‘Tis the season for weddings, so it looks like you’ll get to see what the price of a new full size pickup gets you in the way of nuptial revelry. Call us a cynic but the Idler has the sneaking suspicion that these statistics are published in order to guilt the guests into ponying up in the wedding gift department. I mean, if you do the math and come up with an average outlay of, like, $200 per guest, it might occur to you that you’re coming in a little light with your toaster oven, even if it is the deluxe model with convection something or other. But then later, when you discover that the bar is “cash” rather than “open” you might start to think that a nice four slice toaster would have been enough. This is further proof that the open bar is a good investment and might even lead to the occasional guilty but mellow guest tossing a last minute benjamin into the envelope with the card.
So open bar all the way. Now that that’s settled, it’s important to get some of these expenses under control, and to that end the Idler would like to share some cost-cutting tips with you prospective brides and grooms out there. Okay, just the brides since, given the typical groom’s role in wedding planning, he is best considered furniture.

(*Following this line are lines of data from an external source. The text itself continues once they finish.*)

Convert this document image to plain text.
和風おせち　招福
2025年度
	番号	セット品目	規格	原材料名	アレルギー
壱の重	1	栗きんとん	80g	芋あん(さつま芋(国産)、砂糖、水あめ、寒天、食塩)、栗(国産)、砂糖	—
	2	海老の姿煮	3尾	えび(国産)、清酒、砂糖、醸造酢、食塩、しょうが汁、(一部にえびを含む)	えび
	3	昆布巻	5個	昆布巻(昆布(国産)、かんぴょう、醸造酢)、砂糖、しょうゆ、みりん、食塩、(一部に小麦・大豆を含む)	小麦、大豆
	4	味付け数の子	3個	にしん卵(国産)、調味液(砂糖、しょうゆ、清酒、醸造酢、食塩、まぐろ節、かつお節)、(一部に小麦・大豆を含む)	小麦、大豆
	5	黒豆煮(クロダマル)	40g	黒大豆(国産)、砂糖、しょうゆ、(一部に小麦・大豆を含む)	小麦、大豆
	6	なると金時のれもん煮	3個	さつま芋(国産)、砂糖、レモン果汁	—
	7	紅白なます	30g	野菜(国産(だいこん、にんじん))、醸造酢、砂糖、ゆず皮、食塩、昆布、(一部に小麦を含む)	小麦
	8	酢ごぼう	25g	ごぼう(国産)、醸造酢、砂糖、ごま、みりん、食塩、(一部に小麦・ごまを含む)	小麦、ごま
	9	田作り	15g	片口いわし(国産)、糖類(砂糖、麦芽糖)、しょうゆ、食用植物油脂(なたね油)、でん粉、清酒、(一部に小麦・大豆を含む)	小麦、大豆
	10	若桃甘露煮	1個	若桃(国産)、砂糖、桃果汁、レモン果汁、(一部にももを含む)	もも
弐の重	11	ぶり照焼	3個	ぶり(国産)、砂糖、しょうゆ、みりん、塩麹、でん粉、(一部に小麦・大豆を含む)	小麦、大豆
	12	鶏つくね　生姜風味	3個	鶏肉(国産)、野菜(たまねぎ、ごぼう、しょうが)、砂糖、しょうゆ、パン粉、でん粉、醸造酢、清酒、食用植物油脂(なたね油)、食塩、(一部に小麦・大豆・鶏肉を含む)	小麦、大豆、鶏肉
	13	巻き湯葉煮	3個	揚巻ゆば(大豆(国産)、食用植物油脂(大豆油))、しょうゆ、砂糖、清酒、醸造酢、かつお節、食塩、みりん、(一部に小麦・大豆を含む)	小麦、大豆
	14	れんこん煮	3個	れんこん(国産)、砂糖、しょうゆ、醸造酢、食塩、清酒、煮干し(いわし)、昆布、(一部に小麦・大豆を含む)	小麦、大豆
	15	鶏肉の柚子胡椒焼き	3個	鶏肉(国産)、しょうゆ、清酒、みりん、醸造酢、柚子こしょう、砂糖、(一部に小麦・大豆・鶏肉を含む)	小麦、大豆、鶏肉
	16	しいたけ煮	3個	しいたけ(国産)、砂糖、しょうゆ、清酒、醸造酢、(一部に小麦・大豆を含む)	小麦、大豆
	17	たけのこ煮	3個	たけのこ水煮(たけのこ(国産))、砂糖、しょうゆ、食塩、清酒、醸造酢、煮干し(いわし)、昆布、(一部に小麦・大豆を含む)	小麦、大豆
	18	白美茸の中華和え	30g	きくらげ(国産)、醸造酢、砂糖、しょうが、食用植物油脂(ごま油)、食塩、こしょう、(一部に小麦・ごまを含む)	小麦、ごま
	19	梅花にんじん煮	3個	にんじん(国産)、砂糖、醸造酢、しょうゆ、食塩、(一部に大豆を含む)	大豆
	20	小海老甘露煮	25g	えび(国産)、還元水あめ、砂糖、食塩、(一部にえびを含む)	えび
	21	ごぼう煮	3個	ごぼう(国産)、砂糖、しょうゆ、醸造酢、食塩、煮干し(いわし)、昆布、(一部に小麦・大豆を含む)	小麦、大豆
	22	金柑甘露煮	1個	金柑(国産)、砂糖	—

First, you don’t want to blow half your budget on the hall. Tell the man of your dreams to sign on with a volunteer fire company, many of which have perfectly serviceable reception facilities. Moreover, should some of your new in-laws become rambunctious, there will be plenty of security personnel in the vicinity to hose down or otherwise restrain the offending party or parties.
Next, what should you offer in terms of entertainment? This usually comes down to live music versus a DJ. The Idler looks at it this way: even if your choice is a terrific cover band for your all time favorites, the Ramones, there will be a certain number of guests who don’t like the Ramones. Actually, hardly anyone likes the Ramones, so, wow, what the heck were you thinking hiring a band like that? But the point is, a DJ can play any type of music your loutish and unsophisticated guests request, and face it, you can’t have a wedding reception without at least one Hokey Pokey, a bird dance and then towards the end of the evening when everyone’s feeling, um, motivated, a rendition of “Shout!” So you’ll need a DJ anyway. Also, an alert DJ can report which guest has asked for “Free Bird” three times in a row, and you can instruct the hose company to separate him from his car keys, forcibly if necessary.
Finally, don’t exclude kids or grandparents. The former liven up the dance floor by sliding around in their stocking feet and the latter can tend to them once they’re tuckered out and their parents want to dance.It also gives the newlyweds a look at what the future holds although by that time it may be too late to do anything about it.
One more thing, be careful with the bridal dance song selection. Even if your names are Frankie and Johnny, remember that it is a song about a woman who shoots and kills her paramour. Likewise, “Wasted Days and Wasted Nights” and “You Can’t Hide Your Lying Eyes” might tend to give the wrong impression. Now take the thousands you’ve saved and go on a really great honeymoon. You might want to send a postcard of thanks to Idler Wedding Planning Services, Inc. c/o this newspaper.